# Black Olive Smoker (aka Kamado Wood Pellet Grill)



## MRFA (Aug 13, 2018)

Purchased this product from "California Backyard" in 2013, five years later I used it about 10 times.  I am embarrassed to say I paid $1,800 for it!  Bottom line for us was that I thought we could use it for a pizza oven in addition to a smoker/BBQ.  The big selling point was coupling the Kamado Design with an automatic wood pellet feed.  The manufacturer claimed vast experience with wood pellet feeders for wood burning stoves for heating houses but what they designed/manufactured for the Black Olive Smoker was a failure.  You never knew when the feeder would work consistently, often not getting over 300 degrees and taking a looooong time to get there.
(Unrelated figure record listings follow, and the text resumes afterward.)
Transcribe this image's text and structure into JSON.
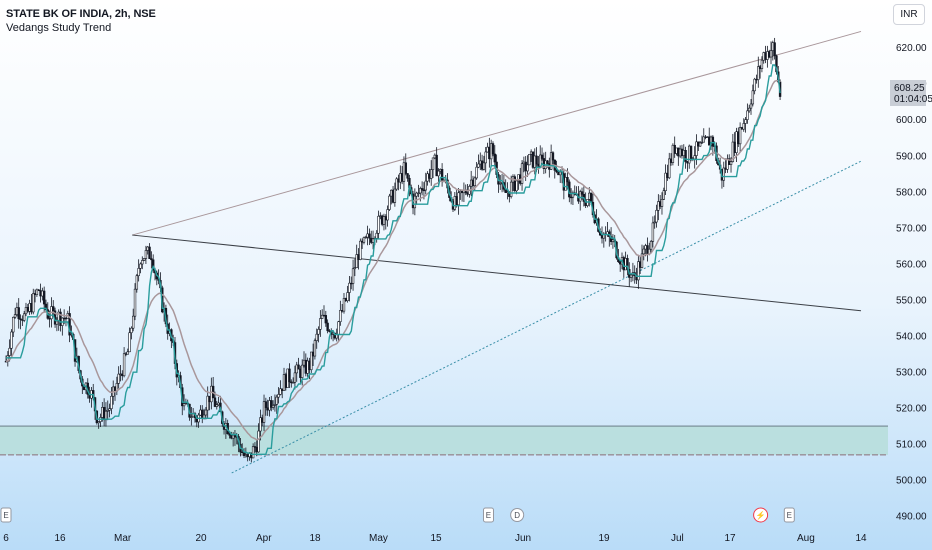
{
  "header": {
    "symbol_title": "STATE BK OF INDIA, 2h, NSE",
    "indicator_name": "Vedangs Study Trend"
  },
  "currency_button": {
    "label": "INR"
  },
  "price_badge": {
    "price": "608.25",
    "countdown": "01:04:05",
    "color": "#c9ced6"
  },
  "events": [
    {
      "x_label": "6",
      "offset": 0.0,
      "letter": "E",
      "kind": "earnings"
    },
    {
      "x_label": "Jun",
      "offset": -1.7,
      "letter": "E",
      "kind": "earnings"
    },
    {
      "x_label": "Jun",
      "offset": -0.2,
      "letter": "D",
      "kind": "dividend"
    },
    {
      "x_label": "17",
      "offset": 1.6,
      "letter": "⚡",
      "kind": "split"
    },
    {
      "x_label": "17",
      "offset": 3.1,
      "letter": "E",
      "kind": "earnings"
    }
  ],
  "colors": {
    "trend_line": "#a9979b",
    "support_line": "#2a9d9d",
    "upper_channel": "#a9979b",
    "lower_channel": "#3a8fa8",
    "mid_line": "#3b3f46",
    "zone_fill": "#b3dcd6",
    "zone_line": "#5c6e78",
    "candle": "#131722"
  },
  "chart_data": {
    "type": "candlestick",
    "title": "STATE BK OF INDIA, 2h, NSE",
    "indicator": "Vedangs Study Trend",
    "x_ticks": [
      "6",
      "16",
      "Mar",
      "20",
      "Apr",
      "18",
      "May",
      "15",
      "Jun",
      "19",
      "Jul",
      "17",
      "Aug",
      "14"
    ],
    "y_ticks": [
      490,
      500,
      510,
      520,
      530,
      540,
      550,
      560,
      570,
      580,
      590,
      600,
      610,
      620
    ],
    "y_tick_labels": [
      "490.00",
      "500.00",
      "510.00",
      "520.00",
      "530.00",
      "540.00",
      "550.00",
      "560.00",
      "570.00",
      "580.00",
      "590.00",
      "600.00",
      "610.00",
      "620.00"
    ],
    "ylim": [
      487,
      631
    ],
    "last_price": 608.25,
    "close_path": [
      {
        "t": 0,
        "v": 533
      },
      {
        "t": 0.5,
        "v": 548
      },
      {
        "t": 1.0,
        "v": 545
      },
      {
        "t": 1.7,
        "v": 553
      },
      {
        "t": 2.2,
        "v": 546
      },
      {
        "t": 3.2,
        "v": 545
      },
      {
        "t": 3.9,
        "v": 528
      },
      {
        "t": 4.4,
        "v": 525
      },
      {
        "t": 4.8,
        "v": 517
      },
      {
        "t": 5.4,
        "v": 520
      },
      {
        "t": 6.0,
        "v": 530
      },
      {
        "t": 6.4,
        "v": 536
      },
      {
        "t": 7.0,
        "v": 562
      },
      {
        "t": 7.6,
        "v": 563
      },
      {
        "t": 8.2,
        "v": 548
      },
      {
        "t": 8.7,
        "v": 537
      },
      {
        "t": 9.3,
        "v": 520
      },
      {
        "t": 10.0,
        "v": 517
      },
      {
        "t": 10.7,
        "v": 524
      },
      {
        "t": 11.3,
        "v": 517
      },
      {
        "t": 12.0,
        "v": 512
      },
      {
        "t": 12.6,
        "v": 505
      },
      {
        "t": 13.1,
        "v": 510
      },
      {
        "t": 13.5,
        "v": 520
      },
      {
        "t": 14.0,
        "v": 523
      },
      {
        "t": 14.6,
        "v": 528
      },
      {
        "t": 15.3,
        "v": 530
      },
      {
        "t": 15.9,
        "v": 532
      },
      {
        "t": 16.5,
        "v": 545
      },
      {
        "t": 17.2,
        "v": 541
      },
      {
        "t": 17.9,
        "v": 552
      },
      {
        "t": 18.4,
        "v": 563
      },
      {
        "t": 19.1,
        "v": 568
      },
      {
        "t": 19.8,
        "v": 574
      },
      {
        "t": 20.3,
        "v": 580
      },
      {
        "t": 20.8,
        "v": 586
      },
      {
        "t": 21.3,
        "v": 577
      },
      {
        "t": 21.8,
        "v": 582
      },
      {
        "t": 22.4,
        "v": 588
      },
      {
        "t": 22.9,
        "v": 583
      },
      {
        "t": 23.5,
        "v": 576
      },
      {
        "t": 24.1,
        "v": 581
      },
      {
        "t": 24.8,
        "v": 588
      },
      {
        "t": 25.4,
        "v": 592
      },
      {
        "t": 26.0,
        "v": 579
      },
      {
        "t": 26.7,
        "v": 583
      },
      {
        "t": 27.4,
        "v": 589
      },
      {
        "t": 28.0,
        "v": 588
      },
      {
        "t": 28.6,
        "v": 589
      },
      {
        "t": 29.2,
        "v": 582
      },
      {
        "t": 29.8,
        "v": 578
      },
      {
        "t": 30.5,
        "v": 578
      },
      {
        "t": 31.1,
        "v": 569
      },
      {
        "t": 31.7,
        "v": 566
      },
      {
        "t": 32.2,
        "v": 561
      },
      {
        "t": 32.8,
        "v": 556
      },
      {
        "t": 33.3,
        "v": 562
      },
      {
        "t": 33.9,
        "v": 570
      },
      {
        "t": 34.5,
        "v": 585
      },
      {
        "t": 35.0,
        "v": 593
      },
      {
        "t": 35.6,
        "v": 590
      },
      {
        "t": 36.3,
        "v": 592
      },
      {
        "t": 36.9,
        "v": 595
      },
      {
        "t": 37.4,
        "v": 584
      },
      {
        "t": 38.0,
        "v": 592
      },
      {
        "t": 38.6,
        "v": 600
      },
      {
        "t": 39.1,
        "v": 609
      },
      {
        "t": 39.6,
        "v": 618
      },
      {
        "t": 40.1,
        "v": 620
      },
      {
        "t": 40.5,
        "v": 606
      }
    ],
    "zone": {
      "from": 507,
      "to": 515
    },
    "lines": [
      {
        "name": "upper-channel",
        "start": {
          "t": 6.6,
          "v": 568
        },
        "end": {
          "t": 44.7,
          "v": 624.5
        }
      },
      {
        "name": "lower-channel",
        "start": {
          "t": 11.8,
          "v": 502
        },
        "end": {
          "t": 44.7,
          "v": 588.5
        }
      },
      {
        "name": "mid-line",
        "start": {
          "t": 6.6,
          "v": 568
        },
        "end": {
          "t": 44.7,
          "v": 547
        }
      }
    ],
    "legend": "top-left",
    "grid": false
  }
}
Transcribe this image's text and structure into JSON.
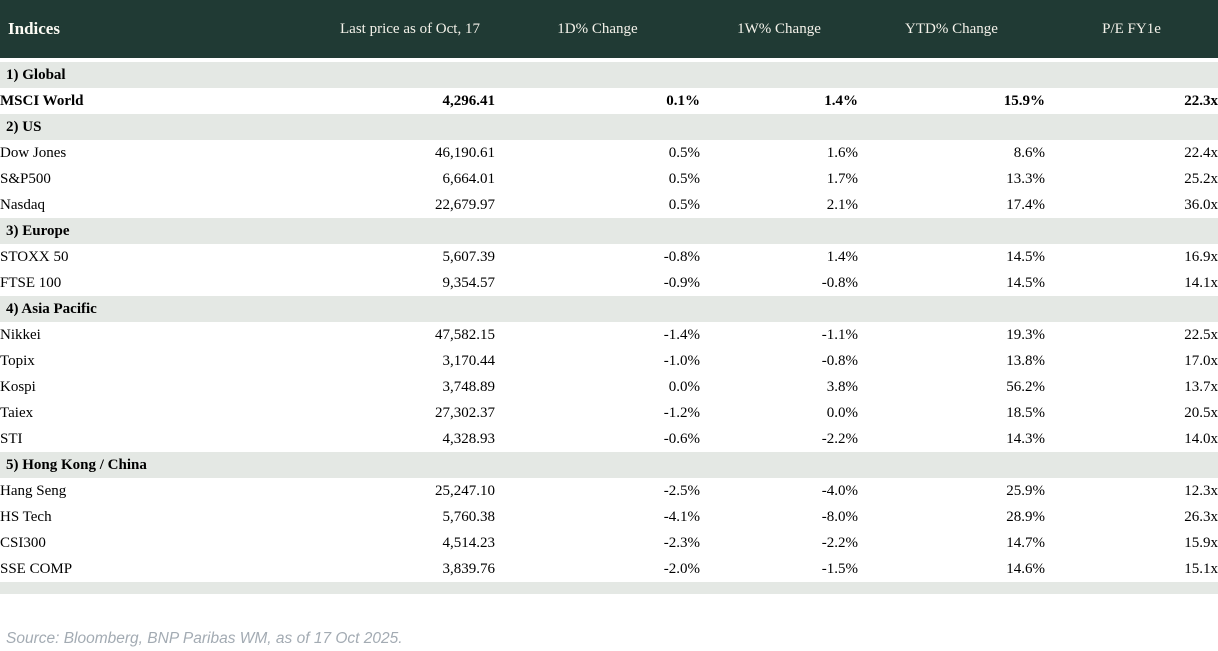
{
  "chart_data": {
    "type": "table",
    "title": "Indices",
    "columns": [
      "Indices",
      "Last price as of Oct, 17",
      "1D% Change",
      "1W% Change",
      "YTD% Change",
      "P/E FY1e"
    ],
    "sections": [
      {
        "label": "1) Global",
        "rows": [
          {
            "name": "MSCI World",
            "last_price": "4,296.41",
            "chg_1d": "0.1%",
            "chg_1w": "1.4%",
            "chg_ytd": "15.9%",
            "pe_fy1e": "22.3x",
            "bold": true
          }
        ]
      },
      {
        "label": "2) US",
        "rows": [
          {
            "name": "Dow Jones",
            "last_price": "46,190.61",
            "chg_1d": "0.5%",
            "chg_1w": "1.6%",
            "chg_ytd": "8.6%",
            "pe_fy1e": "22.4x",
            "bold": false
          },
          {
            "name": "S&P500",
            "last_price": "6,664.01",
            "chg_1d": "0.5%",
            "chg_1w": "1.7%",
            "chg_ytd": "13.3%",
            "pe_fy1e": "25.2x",
            "bold": false
          },
          {
            "name": "Nasdaq",
            "last_price": "22,679.97",
            "chg_1d": "0.5%",
            "chg_1w": "2.1%",
            "chg_ytd": "17.4%",
            "pe_fy1e": "36.0x",
            "bold": false
          }
        ]
      },
      {
        "label": "3) Europe",
        "rows": [
          {
            "name": "STOXX 50",
            "last_price": "5,607.39",
            "chg_1d": "-0.8%",
            "chg_1w": "1.4%",
            "chg_ytd": "14.5%",
            "pe_fy1e": "16.9x",
            "bold": false
          },
          {
            "name": "FTSE 100",
            "last_price": "9,354.57",
            "chg_1d": "-0.9%",
            "chg_1w": "-0.8%",
            "chg_ytd": "14.5%",
            "pe_fy1e": "14.1x",
            "bold": false
          }
        ]
      },
      {
        "label": "4) Asia Pacific",
        "rows": [
          {
            "name": "Nikkei",
            "last_price": "47,582.15",
            "chg_1d": "-1.4%",
            "chg_1w": "-1.1%",
            "chg_ytd": "19.3%",
            "pe_fy1e": "22.5x",
            "bold": false
          },
          {
            "name": "Topix",
            "last_price": "3,170.44",
            "chg_1d": "-1.0%",
            "chg_1w": "-0.8%",
            "chg_ytd": "13.8%",
            "pe_fy1e": "17.0x",
            "bold": false
          },
          {
            "name": "Kospi",
            "last_price": "3,748.89",
            "chg_1d": "0.0%",
            "chg_1w": "3.8%",
            "chg_ytd": "56.2%",
            "pe_fy1e": "13.7x",
            "bold": false
          },
          {
            "name": "Taiex",
            "last_price": "27,302.37",
            "chg_1d": "-1.2%",
            "chg_1w": "0.0%",
            "chg_ytd": "18.5%",
            "pe_fy1e": "20.5x",
            "bold": false
          },
          {
            "name": "STI",
            "last_price": "4,328.93",
            "chg_1d": "-0.6%",
            "chg_1w": "-2.2%",
            "chg_ytd": "14.3%",
            "pe_fy1e": "14.0x",
            "bold": false
          }
        ]
      },
      {
        "label": "5) Hong Kong / China",
        "rows": [
          {
            "name": "Hang Seng",
            "last_price": "25,247.10",
            "chg_1d": "-2.5%",
            "chg_1w": "-4.0%",
            "chg_ytd": "25.9%",
            "pe_fy1e": "12.3x",
            "bold": false
          },
          {
            "name": "HS Tech",
            "last_price": "5,760.38",
            "chg_1d": "-4.1%",
            "chg_1w": "-8.0%",
            "chg_ytd": "28.9%",
            "pe_fy1e": "26.3x",
            "bold": false
          },
          {
            "name": "CSI300",
            "last_price": "4,514.23",
            "chg_1d": "-2.3%",
            "chg_1w": "-2.2%",
            "chg_ytd": "14.7%",
            "pe_fy1e": "15.9x",
            "bold": false
          },
          {
            "name": "SSE COMP",
            "last_price": "3,839.76",
            "chg_1d": "-2.0%",
            "chg_1w": "-1.5%",
            "chg_ytd": "14.6%",
            "pe_fy1e": "15.1x",
            "bold": false
          }
        ]
      }
    ]
  },
  "footer": {
    "source_note": "Source: Bloomberg, BNP Paribas WM, as of 17 Oct 2025."
  },
  "colors": {
    "header_bg": "#203A34",
    "header_text": "#F4F2EA",
    "section_row_bg": "#E4E8E4",
    "positive": "#008C00",
    "negative": "#C40418",
    "source_text": "#A3ABB3"
  }
}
I worked with their service reps (who were fine) but never achieved a dependable system so I consistently use my Gas Grill for BBQ.
I love my yard and have done a lot of work out there, the Black Pellet Smoker is far and away my most disappointing purchase.
The proof of the failure is that Black Pellet now has a charcoal smoker (their "Green Egg" that the pellet feeder was suppose to compete with...........they lost).


----------



## Will Smoke (Aug 13, 2018)

thanks


----------



## SmokinAl (Aug 13, 2018)

That is too bad, cause the thing that I don't like about the ceramic grills I they are so hard to load wood into after they get going. This sounds like a perfect solution, but apparently not!
Al


----------